I had only been writing poetry three or four years. I was entirely idealistic and naive, if they aren’t the same thing. In an early issue I had written a story about a college professor who couldn’t date anybody but students, but he never dated A students. He asked his friend about it. No problem, his friend said. If you were in business, you’d be screwing secretaries. You’re in education, so you’re screwing students. I had also managed a few breakdowns by this time, so they were trying to fire me. At the meeting, I glanced under the table and saw that John Dollar, who had translated Greek for WCW, had several issues of Lunch hidden under the table by his feet. (After I was gone. Bob Quatrone got fired for some kind of nude male cover that made its way onto Lunch.)

Dean of Students Barry Dancy was a prime mover in getting the Williams Center built. The word is that the bank there was nervous about having a slum in its back yard. Apparently Dancy got the thing built by members of his congregation in Montclair. The blueprint is some kind of a ski structure one of them had used. Anyway, Barry thought Lunch was a threat to something, and he thought he owned the Williams Center. He sent word to me that if Lunch didn’t change its ways we would never set foot in the Williams Center. I said you’ll have all the buildings and we’ll have all the poets.

As the years passed Lunch people started other magazines. George Pereny went to Passaic Community College and started Footwork which Maria Gillan turned into The Paterson Review industry. George, a Hungarian revolt immigrant, calls himself the Electric Poet and has a rock band and runs regular readings at the Bowery Poetry Project. He has a book about being an inner city teacher called Home Slice. Bob Quatrone had an internet magazine called The Four Horseman and runs readings at the Englewood Library and the Cornelia Cafe in the Village. Rich Quatrone founded The Passaic Review and was almost daily on the web for years and is supposed to be well known there. Randy Rader, also from Passaic, had a magazine with his wife called Muse-Pie. Richard Kostelonez was in an issue I was in. Laura Boss dated the guy who wrote The Bomb and Marriage read all over and continues and started Lips as I’ve said. A cab driver named Vito Quattrocchi heard about Lunch from a part time English teacher and got involved. He has 14 books online, including The Sins of the Fathers: The Life and Times of a Mafioso and a book about knife fighting. He claims I gave him the best advice about writing he’s ever had, write about what you know. Mike O’Brien had been to Naropa and read at Waterloo Village. He and I and Rander Rader and Roe Sonye tried to teach some poetry at Rayway prison but didn’t get very far. Someone advised us to work through the prison clubs. The Art Club was the Mafia. Roe Sonye and Kim Lowenburg got MFA’s at Brooklyn College. Max (Greenberg) told me that when he and Mark went to photograph and interview Ashbery he pointed to a poem by Roe and described her as a “great bad poet.”

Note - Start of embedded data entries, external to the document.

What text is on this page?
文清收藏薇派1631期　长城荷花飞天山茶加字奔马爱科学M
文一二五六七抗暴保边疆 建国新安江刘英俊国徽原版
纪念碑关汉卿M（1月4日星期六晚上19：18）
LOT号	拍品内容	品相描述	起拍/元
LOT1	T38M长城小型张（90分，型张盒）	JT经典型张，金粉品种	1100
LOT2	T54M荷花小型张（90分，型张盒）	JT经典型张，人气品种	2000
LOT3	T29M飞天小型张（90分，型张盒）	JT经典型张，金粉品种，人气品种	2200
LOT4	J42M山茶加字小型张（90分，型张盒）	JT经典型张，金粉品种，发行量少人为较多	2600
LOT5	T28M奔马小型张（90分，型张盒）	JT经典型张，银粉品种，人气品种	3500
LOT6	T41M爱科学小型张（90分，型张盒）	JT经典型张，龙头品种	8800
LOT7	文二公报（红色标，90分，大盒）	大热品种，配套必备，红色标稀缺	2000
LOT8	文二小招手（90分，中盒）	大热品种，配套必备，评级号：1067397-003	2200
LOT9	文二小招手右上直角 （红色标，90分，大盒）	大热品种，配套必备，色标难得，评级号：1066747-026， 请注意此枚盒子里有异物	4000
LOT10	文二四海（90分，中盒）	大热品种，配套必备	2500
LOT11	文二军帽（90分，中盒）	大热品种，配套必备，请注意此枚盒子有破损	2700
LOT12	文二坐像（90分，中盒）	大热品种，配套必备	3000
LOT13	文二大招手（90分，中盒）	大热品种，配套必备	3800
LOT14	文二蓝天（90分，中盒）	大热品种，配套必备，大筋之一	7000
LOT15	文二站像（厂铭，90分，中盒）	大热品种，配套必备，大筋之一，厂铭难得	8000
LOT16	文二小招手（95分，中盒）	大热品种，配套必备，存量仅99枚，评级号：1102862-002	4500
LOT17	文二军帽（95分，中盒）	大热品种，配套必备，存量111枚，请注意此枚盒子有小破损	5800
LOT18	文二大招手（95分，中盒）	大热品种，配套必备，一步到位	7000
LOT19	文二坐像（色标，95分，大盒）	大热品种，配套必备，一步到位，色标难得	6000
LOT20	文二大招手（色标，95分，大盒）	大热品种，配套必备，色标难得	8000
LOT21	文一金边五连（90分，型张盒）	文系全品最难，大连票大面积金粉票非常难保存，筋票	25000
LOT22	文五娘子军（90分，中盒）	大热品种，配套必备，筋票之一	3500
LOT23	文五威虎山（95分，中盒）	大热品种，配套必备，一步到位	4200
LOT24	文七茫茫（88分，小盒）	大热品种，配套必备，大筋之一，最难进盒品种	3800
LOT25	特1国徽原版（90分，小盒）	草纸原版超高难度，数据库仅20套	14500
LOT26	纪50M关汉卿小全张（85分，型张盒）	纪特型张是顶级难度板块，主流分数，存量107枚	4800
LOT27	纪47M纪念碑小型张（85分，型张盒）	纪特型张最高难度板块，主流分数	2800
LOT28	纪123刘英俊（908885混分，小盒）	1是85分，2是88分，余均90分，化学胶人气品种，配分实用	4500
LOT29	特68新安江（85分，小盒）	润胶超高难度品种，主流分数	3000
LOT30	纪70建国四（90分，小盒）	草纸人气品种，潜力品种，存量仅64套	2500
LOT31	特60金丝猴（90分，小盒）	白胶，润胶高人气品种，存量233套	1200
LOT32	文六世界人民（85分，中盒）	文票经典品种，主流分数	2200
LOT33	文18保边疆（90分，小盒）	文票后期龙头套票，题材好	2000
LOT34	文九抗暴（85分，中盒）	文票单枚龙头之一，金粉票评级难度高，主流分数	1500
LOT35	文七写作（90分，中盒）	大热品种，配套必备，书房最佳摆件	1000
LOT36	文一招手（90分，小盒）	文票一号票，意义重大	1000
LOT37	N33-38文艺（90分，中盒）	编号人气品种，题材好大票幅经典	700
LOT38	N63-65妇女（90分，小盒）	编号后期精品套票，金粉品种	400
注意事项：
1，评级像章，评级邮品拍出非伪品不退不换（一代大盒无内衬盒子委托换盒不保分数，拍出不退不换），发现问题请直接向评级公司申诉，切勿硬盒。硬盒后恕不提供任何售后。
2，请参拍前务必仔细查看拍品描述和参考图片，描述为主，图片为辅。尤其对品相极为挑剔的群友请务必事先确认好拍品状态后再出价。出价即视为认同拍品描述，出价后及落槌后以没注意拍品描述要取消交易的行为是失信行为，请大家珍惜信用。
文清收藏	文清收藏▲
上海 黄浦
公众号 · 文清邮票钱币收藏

Speaking of Ted Berrigan, Lunch invited him to the Williams Center once with several other well known area poets. No one stopped us from bringing in beer from The Forest Dairy. Ted introduced himself by yelling that he was “the craziest man here.” My friend Harry Walsh, having suffered through a number of my manic episodes, yelled back, “I’ll take Klein.” After Berrigan read his poem, “Dear Assface,” somebody asked him he he had a cork when he wrote it. He said, “Two.” Harry Walsh’s dad was the head of security for the Manhattan Project. His grandfather was the chief of police of Jersey City who used to deliver New Jersey for Roosevelt and had messed up somehow in the Lindburgh case and used to shoot out of his office window with a BB gun at a Chinese laundryman. Harry was a WPC grad, a Leonard Michaels product, and my pal at Illinois. He married a girl from Passaic whose name I can’t think of, Sharon. Harry began writing poetry when he couldn’t pass graduate school French. He worked with a poet there named Dan Curley. I began after my first breakdown. We’d compare our poems at Stan’s at lunch time. Harry would always take my efforts and compress them like a squeeze box. We discovered any day you wrote a poem was a good day, no matter what else you did, and it still is.